I frowned, squinting at the charm in my palm as if that would somehow make it come into focus. It changed nothing. “The magic is flawless. What did you use as a focus?”
“An illustration. I know, I know,” she said, clearly having read the skepticism on my face. “But I have successfully traced items with as little before.”
“No, it’s not that. You said the client claimed it was a family heirloom? Why didn’t he have more than an illustration? What exactly is this family heirloom anyway?”
“An ornate, filigreed, and jewel-encrusted bottle. He called it a buidealanam. Though I’m probably pronouncing that wrong. It’s apparently been in his family for hundreds of years. I have no idea why he didn’t have a picture, but it was a very detailed illustration that he provided.”
When I continued to frown, Rianna sighed, the car slowing. “You think he never owned it to begin with.”

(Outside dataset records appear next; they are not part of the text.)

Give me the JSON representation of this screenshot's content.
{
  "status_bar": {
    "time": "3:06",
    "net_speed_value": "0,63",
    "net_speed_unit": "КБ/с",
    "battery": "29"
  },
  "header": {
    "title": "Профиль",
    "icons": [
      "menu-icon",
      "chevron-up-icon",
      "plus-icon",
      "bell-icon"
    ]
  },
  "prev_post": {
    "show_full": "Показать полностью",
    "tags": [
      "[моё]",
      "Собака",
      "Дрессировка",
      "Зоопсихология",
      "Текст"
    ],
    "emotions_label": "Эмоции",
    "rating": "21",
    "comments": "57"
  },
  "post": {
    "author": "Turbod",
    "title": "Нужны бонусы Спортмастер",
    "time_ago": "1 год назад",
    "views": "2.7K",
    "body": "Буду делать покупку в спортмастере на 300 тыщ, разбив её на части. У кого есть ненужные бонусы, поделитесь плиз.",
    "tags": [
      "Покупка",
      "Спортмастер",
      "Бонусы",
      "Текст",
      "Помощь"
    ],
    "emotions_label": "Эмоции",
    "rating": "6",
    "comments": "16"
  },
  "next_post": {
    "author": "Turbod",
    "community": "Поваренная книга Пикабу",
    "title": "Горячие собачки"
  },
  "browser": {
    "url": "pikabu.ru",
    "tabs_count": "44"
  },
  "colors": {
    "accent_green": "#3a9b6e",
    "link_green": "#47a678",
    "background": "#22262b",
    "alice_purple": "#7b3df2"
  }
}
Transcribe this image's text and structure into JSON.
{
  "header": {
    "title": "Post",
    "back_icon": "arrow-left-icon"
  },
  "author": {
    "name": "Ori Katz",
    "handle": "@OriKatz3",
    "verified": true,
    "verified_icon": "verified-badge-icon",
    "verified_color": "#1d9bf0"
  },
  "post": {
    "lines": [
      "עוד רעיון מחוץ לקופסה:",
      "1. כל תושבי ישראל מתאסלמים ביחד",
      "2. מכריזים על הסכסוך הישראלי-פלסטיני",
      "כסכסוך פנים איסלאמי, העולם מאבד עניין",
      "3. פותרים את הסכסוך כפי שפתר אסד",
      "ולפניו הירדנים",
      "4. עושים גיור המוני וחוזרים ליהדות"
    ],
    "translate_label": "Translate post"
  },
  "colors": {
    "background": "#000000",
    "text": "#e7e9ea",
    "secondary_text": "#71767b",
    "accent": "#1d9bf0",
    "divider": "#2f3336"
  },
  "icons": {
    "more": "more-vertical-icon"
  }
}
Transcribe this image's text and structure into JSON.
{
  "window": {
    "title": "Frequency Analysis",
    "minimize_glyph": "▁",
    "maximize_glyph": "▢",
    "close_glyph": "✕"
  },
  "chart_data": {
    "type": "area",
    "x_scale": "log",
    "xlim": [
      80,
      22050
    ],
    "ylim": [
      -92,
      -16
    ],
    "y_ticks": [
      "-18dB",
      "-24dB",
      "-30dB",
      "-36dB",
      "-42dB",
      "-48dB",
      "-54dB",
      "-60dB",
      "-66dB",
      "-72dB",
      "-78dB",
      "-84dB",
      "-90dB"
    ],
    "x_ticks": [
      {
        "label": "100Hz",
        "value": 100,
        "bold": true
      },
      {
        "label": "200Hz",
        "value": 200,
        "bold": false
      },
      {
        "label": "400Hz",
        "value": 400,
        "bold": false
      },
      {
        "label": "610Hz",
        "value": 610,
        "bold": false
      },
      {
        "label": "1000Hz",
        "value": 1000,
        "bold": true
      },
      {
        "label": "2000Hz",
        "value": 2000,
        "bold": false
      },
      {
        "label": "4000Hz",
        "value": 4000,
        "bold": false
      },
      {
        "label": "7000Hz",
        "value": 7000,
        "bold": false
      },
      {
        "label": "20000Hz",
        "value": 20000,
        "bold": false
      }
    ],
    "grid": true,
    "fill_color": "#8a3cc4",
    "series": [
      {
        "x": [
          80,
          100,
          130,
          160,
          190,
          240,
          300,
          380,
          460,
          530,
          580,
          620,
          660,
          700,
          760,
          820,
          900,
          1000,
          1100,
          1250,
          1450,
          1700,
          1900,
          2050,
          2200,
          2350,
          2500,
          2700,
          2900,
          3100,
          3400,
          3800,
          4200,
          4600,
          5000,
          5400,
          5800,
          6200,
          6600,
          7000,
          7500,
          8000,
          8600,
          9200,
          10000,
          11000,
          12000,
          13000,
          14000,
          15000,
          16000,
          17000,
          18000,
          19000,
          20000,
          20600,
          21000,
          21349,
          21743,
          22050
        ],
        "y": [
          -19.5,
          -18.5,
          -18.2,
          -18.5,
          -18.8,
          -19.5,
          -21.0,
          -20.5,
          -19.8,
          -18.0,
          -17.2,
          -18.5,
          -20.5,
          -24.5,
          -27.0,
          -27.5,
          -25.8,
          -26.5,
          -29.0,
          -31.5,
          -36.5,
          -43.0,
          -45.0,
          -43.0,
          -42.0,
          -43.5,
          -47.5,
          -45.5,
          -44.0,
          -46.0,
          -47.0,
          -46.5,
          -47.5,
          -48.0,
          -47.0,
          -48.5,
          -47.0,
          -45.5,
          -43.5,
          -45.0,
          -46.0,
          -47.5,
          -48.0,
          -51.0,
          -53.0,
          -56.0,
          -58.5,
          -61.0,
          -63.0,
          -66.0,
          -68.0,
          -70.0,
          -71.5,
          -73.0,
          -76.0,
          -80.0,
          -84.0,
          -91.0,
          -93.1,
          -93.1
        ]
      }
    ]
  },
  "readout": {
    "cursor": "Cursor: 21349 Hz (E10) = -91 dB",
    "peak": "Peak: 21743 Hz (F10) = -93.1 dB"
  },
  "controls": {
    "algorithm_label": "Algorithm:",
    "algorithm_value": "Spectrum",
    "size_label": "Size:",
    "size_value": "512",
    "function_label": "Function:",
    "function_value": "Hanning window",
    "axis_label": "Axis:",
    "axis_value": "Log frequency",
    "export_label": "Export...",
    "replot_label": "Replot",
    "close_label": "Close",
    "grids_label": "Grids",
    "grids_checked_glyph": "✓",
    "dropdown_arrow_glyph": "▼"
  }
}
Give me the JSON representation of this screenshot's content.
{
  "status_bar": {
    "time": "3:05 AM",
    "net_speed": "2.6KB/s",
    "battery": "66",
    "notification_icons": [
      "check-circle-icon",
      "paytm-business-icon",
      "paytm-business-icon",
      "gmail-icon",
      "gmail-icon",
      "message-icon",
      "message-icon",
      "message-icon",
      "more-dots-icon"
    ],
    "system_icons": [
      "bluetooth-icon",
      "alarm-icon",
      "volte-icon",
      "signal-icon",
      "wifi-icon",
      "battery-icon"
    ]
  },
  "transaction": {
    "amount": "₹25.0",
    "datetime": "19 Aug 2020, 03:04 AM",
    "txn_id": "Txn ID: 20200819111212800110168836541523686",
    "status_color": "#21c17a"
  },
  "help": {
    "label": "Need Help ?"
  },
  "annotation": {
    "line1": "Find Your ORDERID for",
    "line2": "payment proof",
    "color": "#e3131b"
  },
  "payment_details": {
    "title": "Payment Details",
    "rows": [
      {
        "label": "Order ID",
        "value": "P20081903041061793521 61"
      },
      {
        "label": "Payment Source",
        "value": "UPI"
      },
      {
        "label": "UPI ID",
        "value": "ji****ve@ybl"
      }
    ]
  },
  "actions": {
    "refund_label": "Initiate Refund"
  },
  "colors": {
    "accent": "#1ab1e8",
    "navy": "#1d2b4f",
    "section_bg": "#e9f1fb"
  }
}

“I think that’s a distinct possibility. The charm you made is good, and the focus, while not a great one, should be enough to get at least some feedback from the spell. That means the bottle is either too far away to track, or well warded. If his bottle is warded, that means it wasn’t lost.”
“No. It was stolen. He was up front about that.”
“Did he contact the police?”
She was silent a moment before finally saying, “He said he contacted the authorities but that there had been no movement on the case in weeks. I’m not sure if he contacted the police or the FIB.”
That last part surprised me enough I almost dropped the inert charm. “The client is fae?”